Victorian Allied Health Professionals Association Secretary, Craig McGregor, informed the enthusiastic crowd that the bargaining parties were very close to finalising a deal after a period of intensive negotiations facilitated by the Fair Work Commission. However, he indicated that the matter of backpay was one members were unlikely to concede on.
“Why is it that the Andrew’s state government can find the money for nurses in the stand-alone community health sector (money that to works to ensure those nurses are no worse off than their colleagues in the public sector), but when it comes to Allied Health the money simply can’t be found?” asked VAHPA Secretary, Craig McGregor.
The Allied Health workforce knows the answer and have long know it. “Allied Health Professionals are second-class citizens in this state,” opined a group of Occupational Therapists who asked not to be named. “It’s as if we are being asked, or perhaps dared, to disrupt the upcoming state election, just like the paramedics did in order to win the respect of the Health Minister and Premier,” they concluded.
It is hard to refute this assertion.
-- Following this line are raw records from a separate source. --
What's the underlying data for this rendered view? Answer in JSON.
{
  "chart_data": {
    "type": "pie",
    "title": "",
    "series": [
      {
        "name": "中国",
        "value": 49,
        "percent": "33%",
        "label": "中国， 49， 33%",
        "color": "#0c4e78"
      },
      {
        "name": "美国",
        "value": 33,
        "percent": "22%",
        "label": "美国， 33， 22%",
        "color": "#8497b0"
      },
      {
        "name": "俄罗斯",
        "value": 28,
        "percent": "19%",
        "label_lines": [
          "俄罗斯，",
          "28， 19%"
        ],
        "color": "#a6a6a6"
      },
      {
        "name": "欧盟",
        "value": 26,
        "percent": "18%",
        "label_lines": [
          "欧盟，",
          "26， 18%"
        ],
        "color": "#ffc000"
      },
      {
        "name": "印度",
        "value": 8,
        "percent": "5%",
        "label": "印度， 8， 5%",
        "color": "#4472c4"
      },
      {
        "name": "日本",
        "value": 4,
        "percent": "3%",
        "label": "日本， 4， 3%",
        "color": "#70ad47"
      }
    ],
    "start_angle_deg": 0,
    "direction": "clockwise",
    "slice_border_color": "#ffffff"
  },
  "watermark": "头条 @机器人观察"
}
McGregor has been badgering senior advisors in the minister’s office, and in the Department of Health for some time now to no avail. In fact, in response to a formal request for an urgent meeting with Minister Hennessy in an effort to resolve this dispute, McGregor was asked if he preferred a meeting in “August or September”!
“Surely some backpay, after more than two years without a wage rise, is not too much to ask,” bemoaned a prominent and well-respected physiotherapist (who also asked to remain anonymous given the presence of a management stooge who appeared to revel in his task of taking photos rally attendees).
“And a little f**king respect would go a very long way too!” spat a young woman with a wavering voice that carried a clear message of determination.